Hanrrikson de Andrade, Lucas Valença e Thaís Augusto*

Do UOL, em Brasília e em São Paulo

09/06/2021 04h00Atualizada em 10/06/2021 14h10

Em depoimento hoje na CPI da Covid, o coronel Antônio Elcio Franco Filho, ex-número dois do Ministério da Saúde, afirmou desconhecer a atuação do chamado "gabinete paralelo" de aconselhamento do presidente Jair Bolsonaro na pandemia, disse que a aquisição de cloroquina pelo governo federal foi para programa antimalária e elogiou o plano de vacinação no país.

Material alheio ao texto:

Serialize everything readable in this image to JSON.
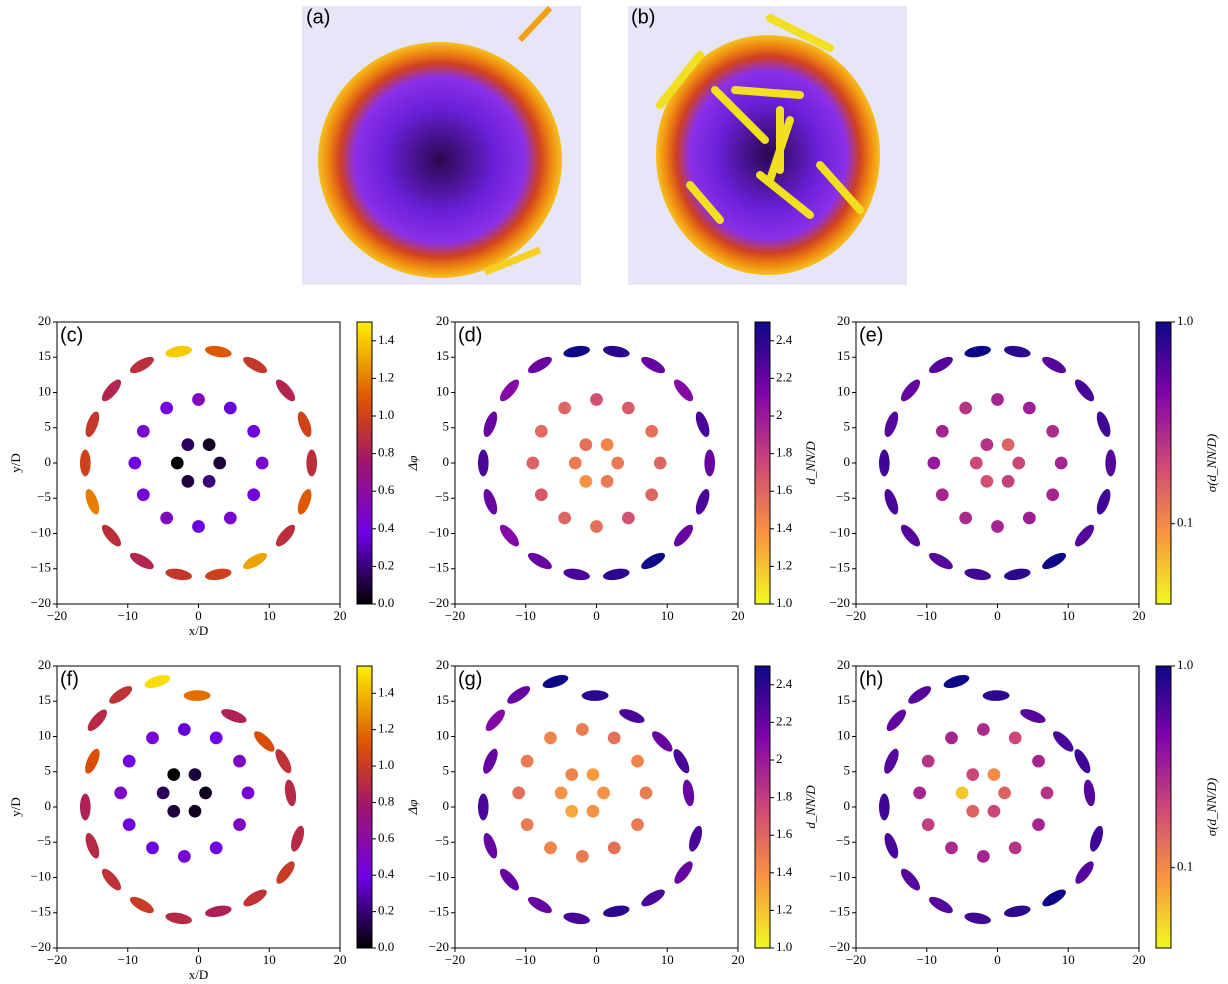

"Que eu tenha conhecimento, esse grupo não teve nenhuma ação sobre a gestão do ministério", disse Elcio Franco, que atuou diretamente com o ex-ministro Eduardo Pazuello nos dez meses de sua gestão. "Nunca participei nem tomei conhecimento do que era tratado nesse grupo", afirmou, em resposta a questionamento do relator da CPI, senador Renan Calheiros (MDB-AL).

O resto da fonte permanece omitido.